There are a couple of ways a director may end up being banned from acting as a director.

Director of two or more companies in liquidation

If a director has been involved with two or more companies that have gone into liquidation within the last 7 years and paid their creditors less than 50 cents in the dollar, ASIC may disqualify them from managing corporations for up to five years.  This effectively bans a person from acting as a director.

ASIC can also apply for orders disqualifying a person from managing corporations for up to 20 years if they have been an officer of two or more companies that have failed within the last 7 years, and the way in which the companies were managed contributed to the failures.

Does ASIC actually ban directors?  Yes.  For example, ASIC disqualified six directors from managing corporations during July 2008 following their involvement in failed companies.

A Bankrupt cannot be a director

There is an absolute restriction in section 229 of the Corporations Act which prevents someone who is an ‘insolvent under administration’ (which includes an undischarged bankrupt either in Australia or another country and a person the subject of a Part X arrangement under the Bankruptcy Act) from managing a corporation.

Banning as a result of misconduct

Also, section 230 of the Corporations Act empowers the court to ban a particular person from managing a corporation.  ASIC’s ability to tackle misconduct was enhanced by the introduction of the Assetless Administration Fund in October 2006, which allows ASIC to fund preliminary investigations by liquidators into failed companies with few or no assets. The Assetless Administration Fund enables liquidators to investigate the affairs of assetless companies and then report to ASIC. Such reports have lead to ASIC taking increased action to disqualify directors who fail to act in the best interests of their companies and whose actions are detrimental to their employees and creditors.

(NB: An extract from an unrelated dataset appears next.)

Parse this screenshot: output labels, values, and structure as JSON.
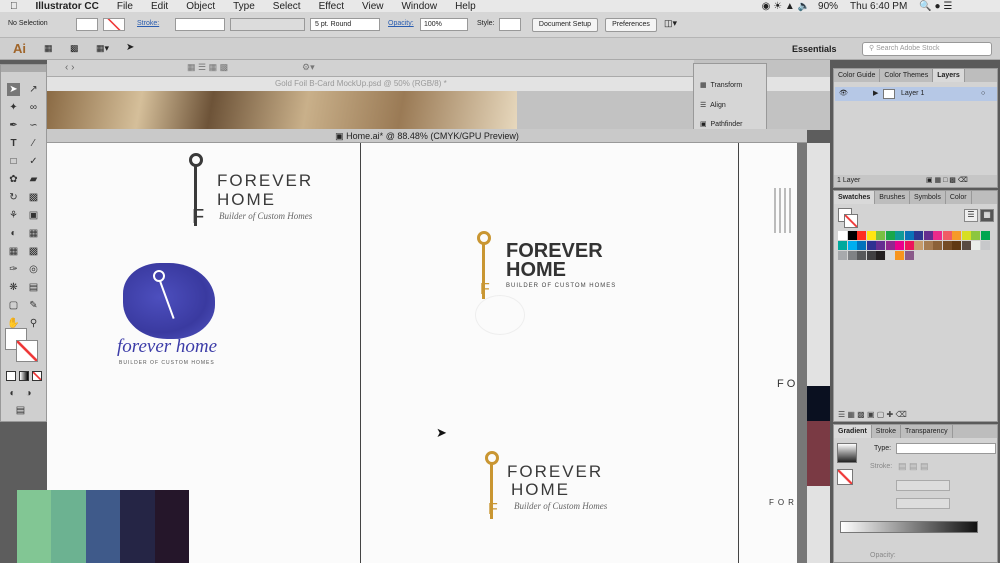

Past cases have led to the courts developing eight criteria to examine when considering disqualifying a director. The criteria include character of the offenders, nature of the breaches, structure of the companies and the nature of their businesses, interests of the shareholders, creditors and employees, risks to others from the offenders continuing as company directors, honesty and competence of the offenders, hardship to the offenders and their personal and commercial interests and the offenders’ appreciation that future breaches could result in further legal proceedings.